To achieve that, we need to retrieve an enumerator from the enumerable and uses that enumerator in a delegate. The delegate moves the enumerator to its next element, and if there is a next element, retrieves it and uses ContinueWith to schedule the delegate (recursively, in a sense) for execution when that current Task completes. When the enumerator reaches the end, TaskCompletionSource will set result and enumerator is disposed. If there is any Exception throws, it will set it in the Task. With that delegate created, it simply executes the delegate to get the execution started.

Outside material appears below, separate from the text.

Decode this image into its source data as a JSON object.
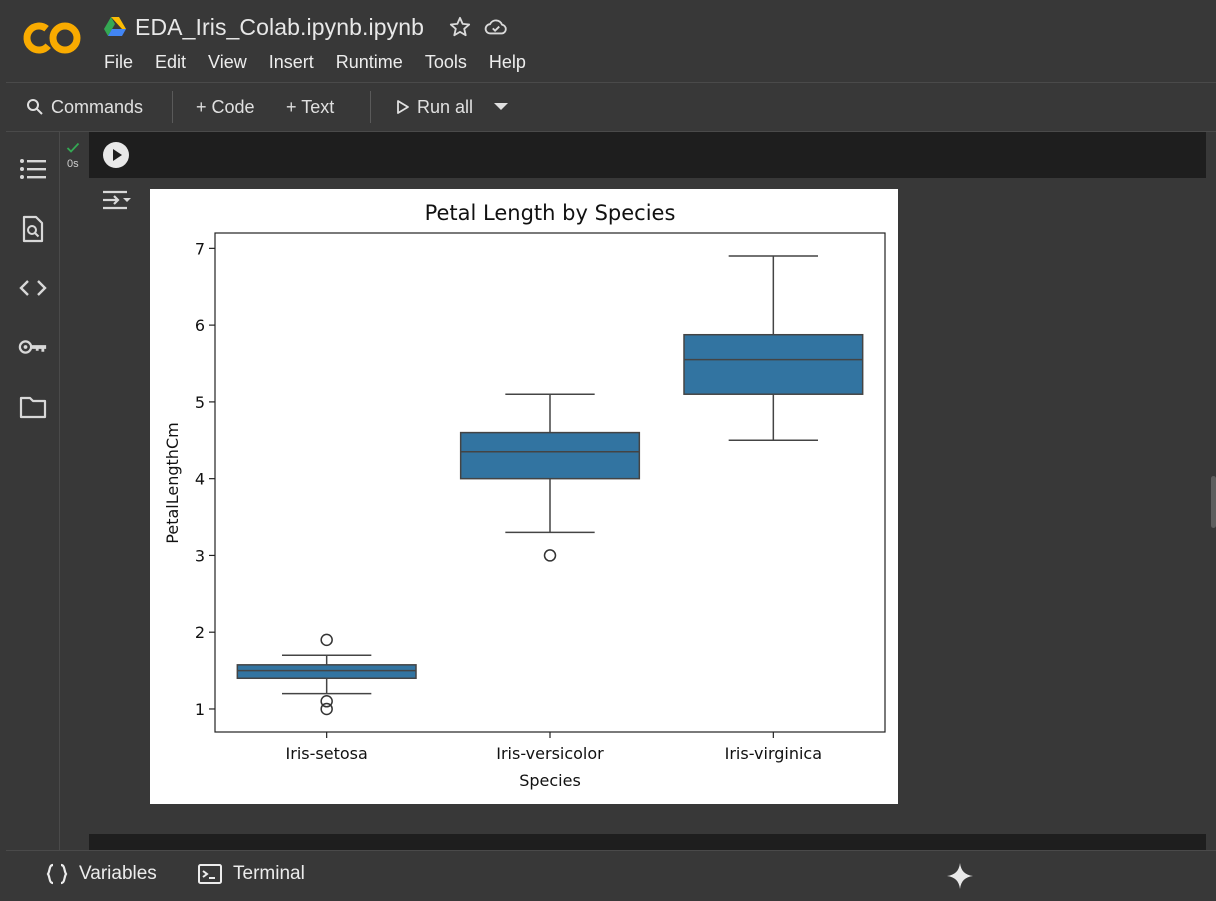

Now, we need to create EnumerateReadAsync method which is state machine (in-dept article from jon skeet) by using yield.
private static IEnumerable<Task<int>> EnumerateReadAsync(Stream stream, MemoryStream writer) {
var buffer = new byte[4 * 1024];
while (true) {
var pendingRead = stream.ReadAsync(buffer, 0, buffer.Length);
yield return pendingRead;
int bytesRead = pendingRead.Result;
if (bytesRead <= 0) break;
writer.Write(buffer, 0, bytesRead);
}
}
Task<int> is yield from the EnumerateReadAsync method. When Task<int> completes, its continuation will be executed, which will cause the enumerator to MoveNext, thus ending up back in the EnumerateReadAsync method just after the yield location. When there is nothing to read from the file, MoveNext will return false, which causes the Task completion.